Neuss-Grevenbroicher Zeitung Neuss
Knöllchen für Kirchgänger
Ausgeweitete Kontrollen und immer mehr Anzeigen aus der Bürgerschaft ließen die Zahl der geahndeten Parkverstöße auf 84.958 Fälle ansteigen. Dahinter steckt ein Konzept, das von einigen als extreme Verschärfung kritisiert wird.
NEUSS Jahrzehntelang konnten Falschparker fast sicher sein, dass ihnen außerhalb der „Schalterstunden“im Rathaus niemand auf die Schliche kommt und ihnen ein Knöllchen hinter den Scheibenwischer klemmt. Zum Beispiel abends und an Wochenenden. Die Zeiten sind vorbei, seit Anfang 2023 die vom Rat beschlossene Stichprobenüberwachung eingeführt wurde, für die drei zusätzliche Politessen angestellt wurden. Die Folge spüren auch die Kirchgänger.
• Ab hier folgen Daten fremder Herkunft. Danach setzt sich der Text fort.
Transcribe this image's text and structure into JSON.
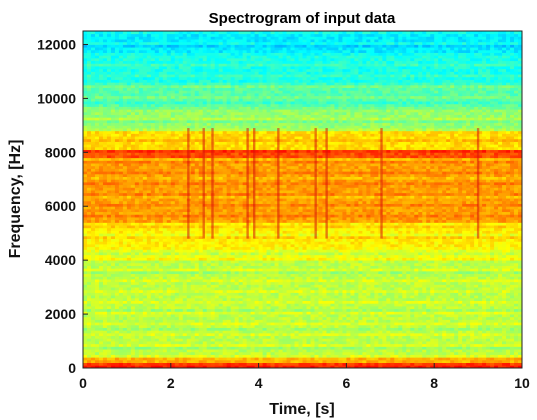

„An St. Quirin habe ich die Messe oft schon sehr teuer bezahlt“, jammert ein Gottesdienstbesucher in einer Textnachricht an „seinen“Stadtverordneten. Und es ist nicht die einzige Zuschrift, die vor allem CDU-Politiker in ihren elektronischen Postfächern finden. 20 Jahre sei es gut gegangen, heißt es in einer anderen Nachricht, dann fiel der offenbar notorische Falschparker auf und klagt: „Das Ganze ist kein Spaß – kostet 55 Euro.“Doch im Hauptausschuss hielt sich das Mitleid in Grenzen. „Ich glaube nicht, dass wir Buße tun müssen, wenn wir an Kirchen kontrollieren“, sagte Bürgermeister Reiner Breuer. Es heiße schließlich Kirchgang und nicht Kirchfahrt, fügte er hinzu.
Thomas Kaumanns (CDU), der auch kirchlich engagiert ist, will sich nicht vor den Karren ertappter Verkehrssünder spannen lassen, die in ihrem Kirchenbesuch offenbar einen Amnestiegrund sehen. „Falschparken ist auch vor einer Kirche Falschparken“, sagt er. Aber es gebe ja einen Ermessensspielraum, fügt er hinzu, schließlich sei in der Vergangenheit oft ein Auge zugedrückt worden. Ihm liegen auch Hinweise auf eine gewissen Systematik der Verkehrsüberwachung vor: freitags Moschee, samstags Synagoge, sonntags Kirchen. Aber das zeigt schon, dass sich das Thema unendlich weiter spinnen ließe. Dann würde er wollen, meldete Carsten Thiel (UWG) eine weitere Ausnahme an, dass bei Eishockeyspielen auch nicht am Südpark kontrolliert wird.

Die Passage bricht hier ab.